Did the president disparage a couple of judges? Yep.
Yet compare his remarks to the tweeted screeds of Elizabeth Warren after her Senate colleague, Jeff Sessions, was confirmed as attorney general.
Sessions, said Warren, represents “radical hatred.” And if he makes “the tiniest attempt to bring his racism, sexism & bigotry” into the Department of Justice, “all of us” will pile on.
Now this is hate speech. And it validates Majority Leader Mitch McConnell’s decision to use Senate rules to shut her down.
These episodes reveal much about America 2017.
They reflect, first, the poisoned character of our politics. The language of Warren—that Sessions is stepped in “racism, sexism & bigotry” echoes the ugliest slander of the Hillary Clinton campaign, where she used similar words to describe Trump’s “deplorables.”
Such language, reflecting as it does the beliefs of one-half of America about the other, rules out any rapprochement in America’s social or political life. This is pre-civil war language.
For how do you sit down and work alongside people you believe to be crypto-Nazis, Klansmen and fascists? Apparently, you don’t. Rather, you vilify them, riot against them, deny them the right to speak or to be heard.
And such conduct is becoming common on campuses today.
As for Trump’s disparagement of the judges, only someone ignorant of history can view that as frightening.
Thomas Jefferson not only refused to enforce the Alien & Sedition Acts of President John Adams, his party impeached Supreme Court Justice Samuel Chase who had presided over one of the trials.

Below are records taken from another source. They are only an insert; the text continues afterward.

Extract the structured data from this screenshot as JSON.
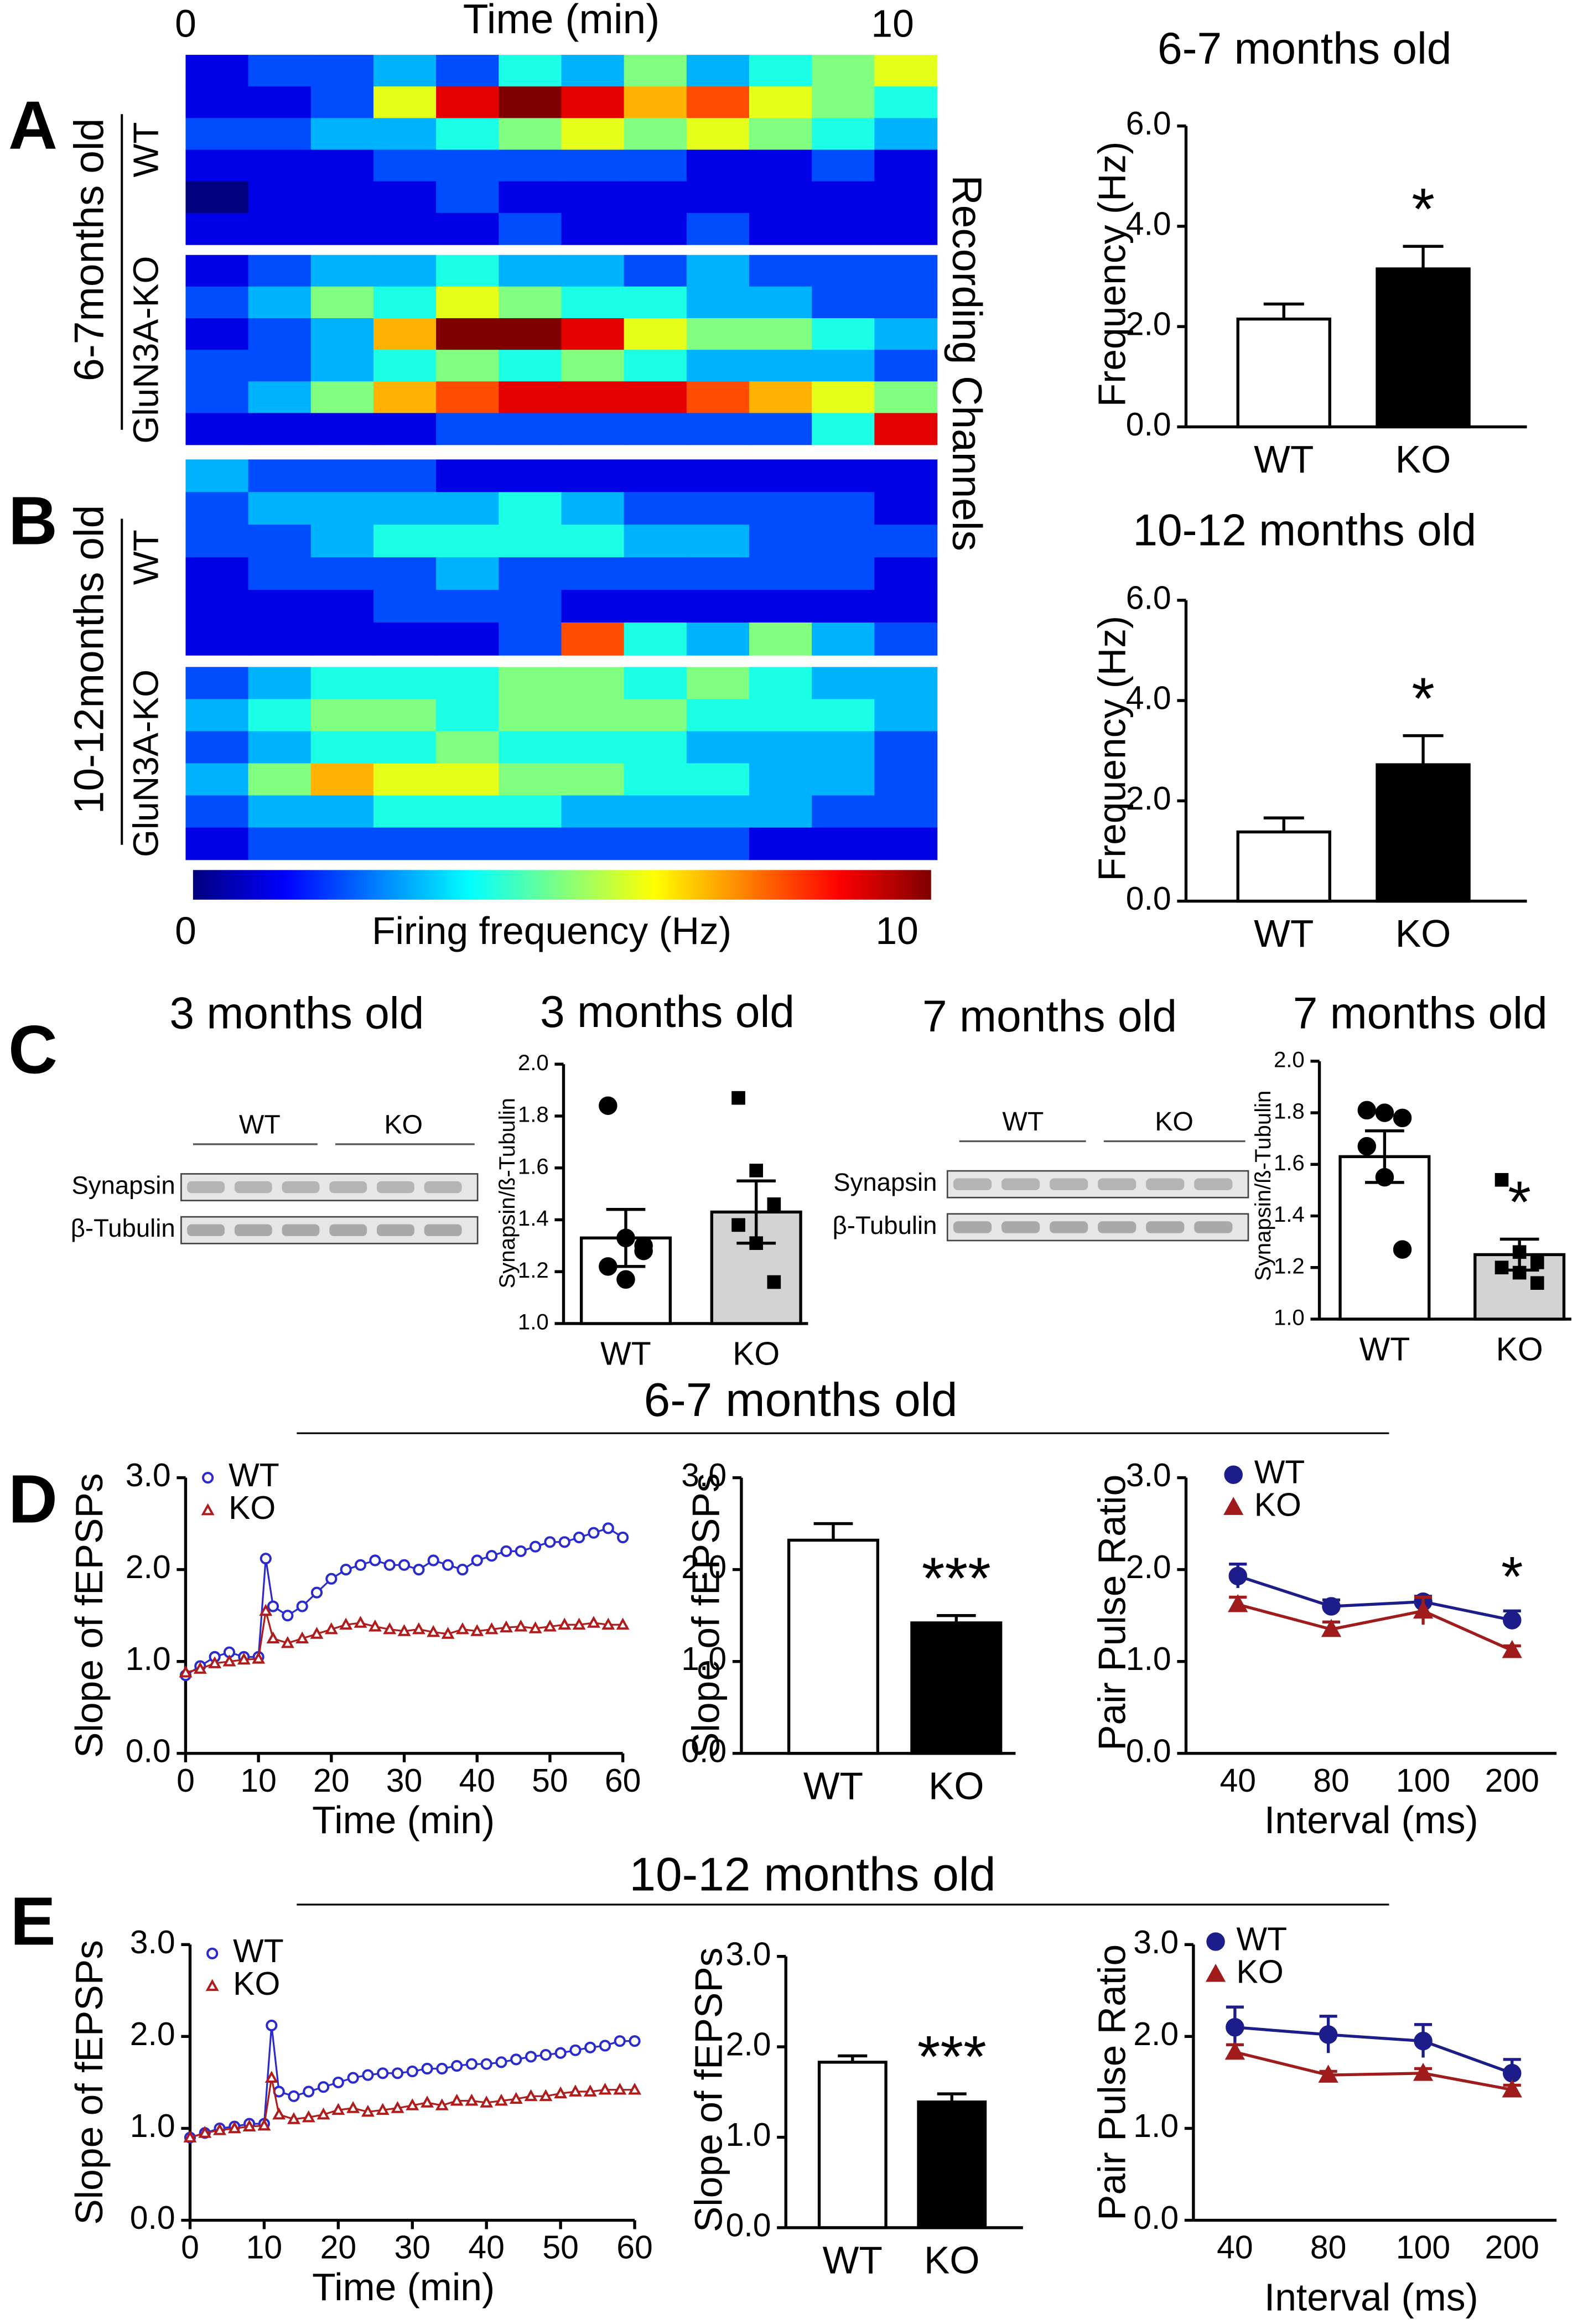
{
  "chart_data": [
    {
      "type": "heatmap",
      "panel": "A",
      "title": "Time (min)",
      "xlim": [
        0,
        10
      ],
      "xticks": [
        0,
        10
      ],
      "ylabel": "6-7months old",
      "side_label": "Recording Channels",
      "groups": [
        {
          "name": "WT",
          "values": [
            [
              1,
              2,
              2,
              3,
              2,
              4,
              3,
              5,
              3,
              4,
              5,
              6
            ],
            [
              1,
              1,
              2,
              6,
              9,
              10,
              9,
              7,
              8,
              6,
              5,
              4
            ],
            [
              2,
              2,
              3,
              3,
              4,
              5,
              6,
              5,
              6,
              5,
              4,
              3
            ],
            [
              1,
              1,
              1,
              2,
              2,
              2,
              2,
              2,
              1,
              1,
              2,
              1
            ],
            [
              0,
              1,
              1,
              1,
              2,
              1,
              1,
              1,
              1,
              1,
              1,
              1
            ],
            [
              1,
              1,
              1,
              1,
              1,
              2,
              1,
              1,
              2,
              1,
              1,
              1
            ]
          ]
        },
        {
          "name": "GluN3A-KO",
          "values": [
            [
              1,
              2,
              3,
              3,
              4,
              3,
              3,
              2,
              3,
              2,
              2,
              2
            ],
            [
              2,
              3,
              5,
              4,
              6,
              5,
              4,
              4,
              3,
              3,
              2,
              2
            ],
            [
              1,
              2,
              3,
              7,
              10,
              10,
              9,
              6,
              5,
              5,
              4,
              3
            ],
            [
              2,
              2,
              3,
              4,
              5,
              4,
              5,
              4,
              3,
              3,
              3,
              2
            ],
            [
              2,
              3,
              5,
              7,
              8,
              9,
              9,
              9,
              8,
              7,
              6,
              5
            ],
            [
              1,
              1,
              1,
              1,
              2,
              2,
              2,
              2,
              2,
              2,
              4,
              9
            ]
          ]
        }
      ]
    },
    {
      "type": "heatmap",
      "panel": "B",
      "ylabel": "10-12months old",
      "groups": [
        {
          "name": "WT",
          "values": [
            [
              3,
              2,
              2,
              2,
              1,
              1,
              1,
              1,
              1,
              1,
              1,
              1
            ],
            [
              2,
              3,
              3,
              3,
              3,
              4,
              3,
              2,
              2,
              2,
              2,
              1
            ],
            [
              2,
              2,
              3,
              4,
              4,
              4,
              4,
              3,
              3,
              2,
              2,
              2
            ],
            [
              1,
              2,
              2,
              2,
              3,
              2,
              2,
              2,
              2,
              2,
              2,
              1
            ],
            [
              1,
              1,
              1,
              2,
              2,
              2,
              1,
              1,
              1,
              1,
              1,
              1
            ],
            [
              1,
              1,
              1,
              1,
              1,
              2,
              8,
              4,
              3,
              5,
              3,
              2
            ]
          ]
        },
        {
          "name": "GluN3A-KO",
          "values": [
            [
              2,
              3,
              4,
              4,
              4,
              5,
              5,
              4,
              5,
              4,
              3,
              3
            ],
            [
              3,
              4,
              5,
              5,
              4,
              5,
              5,
              5,
              4,
              4,
              4,
              3
            ],
            [
              2,
              3,
              4,
              4,
              5,
              4,
              4,
              4,
              3,
              3,
              3,
              2
            ],
            [
              3,
              5,
              7,
              6,
              6,
              5,
              5,
              4,
              4,
              3,
              3,
              2
            ],
            [
              2,
              3,
              3,
              4,
              4,
              4,
              3,
              3,
              3,
              3,
              2,
              2
            ],
            [
              1,
              2,
              2,
              2,
              2,
              2,
              2,
              2,
              2,
              1,
              1,
              1
            ]
          ]
        }
      ],
      "colorbar": {
        "label": "Firing frequency (Hz)",
        "lim": [
          0,
          10
        ],
        "ticks": [
          0,
          10
        ]
      }
    },
    {
      "type": "bar",
      "title": "6-7 months old",
      "ylabel": "Frequency (Hz)",
      "categories": [
        "WT",
        "KO"
      ],
      "values": [
        2.15,
        3.15
      ],
      "errors": [
        0.3,
        0.45
      ],
      "colors": [
        "#ffffff",
        "#000000"
      ],
      "ylim": [
        0,
        6
      ],
      "yticks": [
        {
          "value": 0,
          "label": "0.0"
        },
        {
          "value": 2,
          "label": "2.0"
        },
        {
          "value": 4,
          "label": "4.0"
        },
        {
          "value": 6,
          "label": "6.0"
        }
      ],
      "annotation": "*"
    },
    {
      "type": "bar",
      "title": "10-12 months old",
      "ylabel": "Frequency (Hz)",
      "categories": [
        "WT",
        "KO"
      ],
      "values": [
        1.38,
        2.72
      ],
      "errors": [
        0.28,
        0.58
      ],
      "colors": [
        "#ffffff",
        "#000000"
      ],
      "ylim": [
        0,
        6
      ],
      "yticks": [
        {
          "value": 0,
          "label": "0.0"
        },
        {
          "value": 2,
          "label": "2.0"
        },
        {
          "value": 4,
          "label": "4.0"
        },
        {
          "value": 6,
          "label": "6.0"
        }
      ],
      "annotation": "*"
    },
    {
      "type": "bar",
      "title": "3 months old",
      "ylabel": "Synapsin/ß-Tubulin",
      "categories": [
        "WT",
        "KO"
      ],
      "values": [
        1.33,
        1.43
      ],
      "errors": [
        0.11,
        0.12
      ],
      "colors": [
        "#ffffff",
        "#d3d3d3"
      ],
      "markers": [
        "circle",
        "square"
      ],
      "points": [
        [
          1.84,
          1.33,
          1.28,
          1.22,
          1.17,
          1.3
        ],
        [
          1.87,
          1.59,
          1.46,
          1.38,
          1.31,
          1.16
        ]
      ],
      "ylim": [
        1.0,
        2.0
      ],
      "yticks": [
        {
          "value": 1.0,
          "label": "1.0"
        },
        {
          "value": 1.2,
          "label": "1.2"
        },
        {
          "value": 1.4,
          "label": "1.4"
        },
        {
          "value": 1.6,
          "label": "1.6"
        },
        {
          "value": 1.8,
          "label": "1.8"
        },
        {
          "value": 2.0,
          "label": "2.0"
        }
      ]
    },
    {
      "type": "bar",
      "title": "7 months old",
      "ylabel": "Synapsin/ß-Tubulin",
      "categories": [
        "WT",
        "KO"
      ],
      "values": [
        1.63,
        1.25
      ],
      "errors": [
        0.1,
        0.06
      ],
      "colors": [
        "#ffffff",
        "#d3d3d3"
      ],
      "markers": [
        "circle",
        "square"
      ],
      "points": [
        [
          1.81,
          1.8,
          1.78,
          1.67,
          1.55,
          1.27
        ],
        [
          1.54,
          1.26,
          1.22,
          1.2,
          1.18,
          1.14
        ]
      ],
      "ylim": [
        1.0,
        2.0
      ],
      "yticks": [
        {
          "value": 1.0,
          "label": "1.0"
        },
        {
          "value": 1.2,
          "label": "1.2"
        },
        {
          "value": 1.4,
          "label": "1.4"
        },
        {
          "value": 1.6,
          "label": "1.6"
        },
        {
          "value": 1.8,
          "label": "1.8"
        },
        {
          "value": 2.0,
          "label": "2.0"
        }
      ],
      "annotation": "*"
    },
    {
      "type": "line",
      "panel": "D",
      "xlabel": "Time (min)",
      "ylabel": "Slope of fEPSPs",
      "xlim": [
        0,
        60
      ],
      "xticks": [
        0,
        10,
        20,
        30,
        40,
        50,
        60
      ],
      "ylim": [
        0,
        3
      ],
      "yticks": [
        {
          "value": 0,
          "label": "0.0"
        },
        {
          "value": 1,
          "label": "1.0"
        },
        {
          "value": 2,
          "label": "2.0"
        },
        {
          "value": 3,
          "label": "3.0"
        }
      ],
      "x": [
        0,
        2,
        4,
        6,
        8,
        10,
        11,
        12,
        14,
        16,
        18,
        20,
        22,
        24,
        26,
        28,
        30,
        32,
        34,
        36,
        38,
        40,
        42,
        44,
        46,
        48,
        50,
        52,
        54,
        56,
        58,
        60
      ],
      "series": [
        {
          "name": "WT",
          "color": "#2a2acf",
          "marker": "circle-open",
          "values": [
            0.85,
            0.95,
            1.05,
            1.1,
            1.05,
            1.05,
            2.12,
            1.6,
            1.5,
            1.6,
            1.75,
            1.9,
            2.0,
            2.05,
            2.1,
            2.05,
            2.05,
            2.0,
            2.1,
            2.05,
            2.0,
            2.1,
            2.15,
            2.2,
            2.2,
            2.25,
            2.3,
            2.3,
            2.35,
            2.4,
            2.45,
            2.35
          ]
        },
        {
          "name": "KO",
          "color": "#b01c1c",
          "marker": "triangle-open",
          "values": [
            0.88,
            0.92,
            0.98,
            1.0,
            1.02,
            1.03,
            1.55,
            1.25,
            1.2,
            1.25,
            1.3,
            1.35,
            1.4,
            1.42,
            1.38,
            1.35,
            1.33,
            1.35,
            1.32,
            1.3,
            1.35,
            1.33,
            1.35,
            1.37,
            1.38,
            1.36,
            1.38,
            1.4,
            1.4,
            1.42,
            1.4,
            1.4
          ]
        }
      ]
    },
    {
      "type": "bar",
      "ylabel": "Slope of fEPSPs",
      "categories": [
        "WT",
        "KO"
      ],
      "values": [
        2.32,
        1.42
      ],
      "errors": [
        0.18,
        0.08
      ],
      "colors": [
        "#ffffff",
        "#000000"
      ],
      "ylim": [
        0,
        3
      ],
      "yticks": [
        {
          "value": 0,
          "label": "0.0"
        },
        {
          "value": 1,
          "label": "1.0"
        },
        {
          "value": 2,
          "label": "2.0"
        },
        {
          "value": 3,
          "label": "3.0"
        }
      ],
      "annotation": "***"
    },
    {
      "type": "line",
      "xlabel": "Interval (ms)",
      "ylabel": "Pair Pulse Ratio",
      "categories": [
        40,
        80,
        100,
        200
      ],
      "ylim": [
        0,
        3
      ],
      "yticks": [
        {
          "value": 0,
          "label": "0.0"
        },
        {
          "value": 1,
          "label": "1.0"
        },
        {
          "value": 2,
          "label": "2.0"
        },
        {
          "value": 3,
          "label": "3.0"
        }
      ],
      "series": [
        {
          "name": "WT",
          "color": "#1c1c8a",
          "marker": "circle",
          "values": [
            1.93,
            1.6,
            1.65,
            1.45
          ],
          "errors": [
            0.13,
            0.07,
            0.06,
            0.1
          ]
        },
        {
          "name": "KO",
          "color": "#a01c1c",
          "marker": "triangle",
          "values": [
            1.62,
            1.35,
            1.55,
            1.12
          ],
          "errors": [
            0.08,
            0.08,
            0.15,
            0.05
          ]
        }
      ],
      "annotation": "*"
    },
    {
      "type": "line",
      "panel": "E",
      "xlabel": "Time (min)",
      "ylabel": "Slope of fEPSPs",
      "xlim": [
        0,
        60
      ],
      "xticks": [
        0,
        10,
        20,
        30,
        40,
        50,
        60
      ],
      "ylim": [
        0,
        3
      ],
      "yticks": [
        {
          "value": 0,
          "label": "0.0"
        },
        {
          "value": 1,
          "label": "1.0"
        },
        {
          "value": 2,
          "label": "2.0"
        },
        {
          "value": 3,
          "label": "3.0"
        }
      ],
      "x": [
        0,
        2,
        4,
        6,
        8,
        10,
        11,
        12,
        14,
        16,
        18,
        20,
        22,
        24,
        26,
        28,
        30,
        32,
        34,
        36,
        38,
        40,
        42,
        44,
        46,
        48,
        50,
        52,
        54,
        56,
        58,
        60
      ],
      "series": [
        {
          "name": "WT",
          "color": "#2a2acf",
          "marker": "circle-open",
          "values": [
            0.9,
            0.95,
            1.0,
            1.02,
            1.05,
            1.05,
            2.12,
            1.4,
            1.35,
            1.4,
            1.45,
            1.5,
            1.55,
            1.58,
            1.6,
            1.6,
            1.62,
            1.65,
            1.65,
            1.68,
            1.7,
            1.7,
            1.72,
            1.75,
            1.78,
            1.8,
            1.82,
            1.85,
            1.88,
            1.9,
            1.95,
            1.95
          ]
        },
        {
          "name": "KO",
          "color": "#b01c1c",
          "marker": "triangle-open",
          "values": [
            0.9,
            0.95,
            0.98,
            1.0,
            1.02,
            1.03,
            1.55,
            1.15,
            1.1,
            1.12,
            1.15,
            1.2,
            1.22,
            1.18,
            1.2,
            1.22,
            1.25,
            1.28,
            1.25,
            1.3,
            1.3,
            1.28,
            1.3,
            1.32,
            1.35,
            1.35,
            1.38,
            1.4,
            1.4,
            1.42,
            1.42,
            1.42
          ]
        }
      ]
    },
    {
      "type": "bar",
      "ylabel": "Slope of fEPSPs",
      "categories": [
        "WT",
        "KO"
      ],
      "values": [
        1.83,
        1.39
      ],
      "errors": [
        0.07,
        0.09
      ],
      "colors": [
        "#ffffff",
        "#000000"
      ],
      "ylim": [
        0,
        3
      ],
      "yticks": [
        {
          "value": 0,
          "label": "0.0"
        },
        {
          "value": 1,
          "label": "1.0"
        },
        {
          "value": 2,
          "label": "2.0"
        },
        {
          "value": 3,
          "label": "3.0"
        }
      ],
      "annotation": "***"
    },
    {
      "type": "line",
      "xlabel": "Interval (ms)",
      "ylabel": "Pair Pulse Ratio",
      "categories": [
        40,
        80,
        100,
        200
      ],
      "ylim": [
        0,
        3
      ],
      "yticks": [
        {
          "value": 0,
          "label": "0.0"
        },
        {
          "value": 1,
          "label": "1.0"
        },
        {
          "value": 2,
          "label": "2.0"
        },
        {
          "value": 3,
          "label": "3.0"
        }
      ],
      "series": [
        {
          "name": "WT",
          "color": "#1c1c8a",
          "marker": "circle",
          "values": [
            2.1,
            2.02,
            1.95,
            1.6
          ],
          "errors": [
            0.22,
            0.2,
            0.18,
            0.15
          ]
        },
        {
          "name": "KO",
          "color": "#a01c1c",
          "marker": "triangle",
          "values": [
            1.83,
            1.58,
            1.6,
            1.42
          ],
          "errors": [
            0.08,
            0.04,
            0.05,
            0.05
          ]
        }
      ]
    }
  ],
  "blots": {
    "panel": "C",
    "items": [
      {
        "title": "3 months old",
        "groups": [
          "WT",
          "KO"
        ],
        "rows": [
          "Synapsin",
          "β-Tubulin"
        ]
      },
      {
        "title": "7 months old",
        "groups": [
          "WT",
          "KO"
        ],
        "rows": [
          "Synapsin",
          "β-Tubulin"
        ]
      }
    ]
  },
  "sections": [
    "6-7 months old",
    "10-12 months old"
  ]
}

Jackson defied Chief Justice John Marshall’s prohibition against moving the Cherokees out of Georgia to west of the Mississippi, where, according to the Harvard resume of Sen. Warren, one of them bundled fruitfully with one of her ancestors, making her part Cherokee.
When Chief Justice Roger Taney declared that President Abraham Lincoln’s suspension of the writ of habeas corpus violated the Constitution, Lincoln considered sending U.S. troops to arrest the chief justice.
FDR proposed adding six justices to emasculate a Supreme Court of the “nine old men” he reviled for having declared some New Deal schemes unconstitutional.
President Eisenhower called his Supreme Court choices Earl Warren and William Brennan two of the “worst mistakes” he made as president. History bears Ike out. And here we come to the heart of the matter.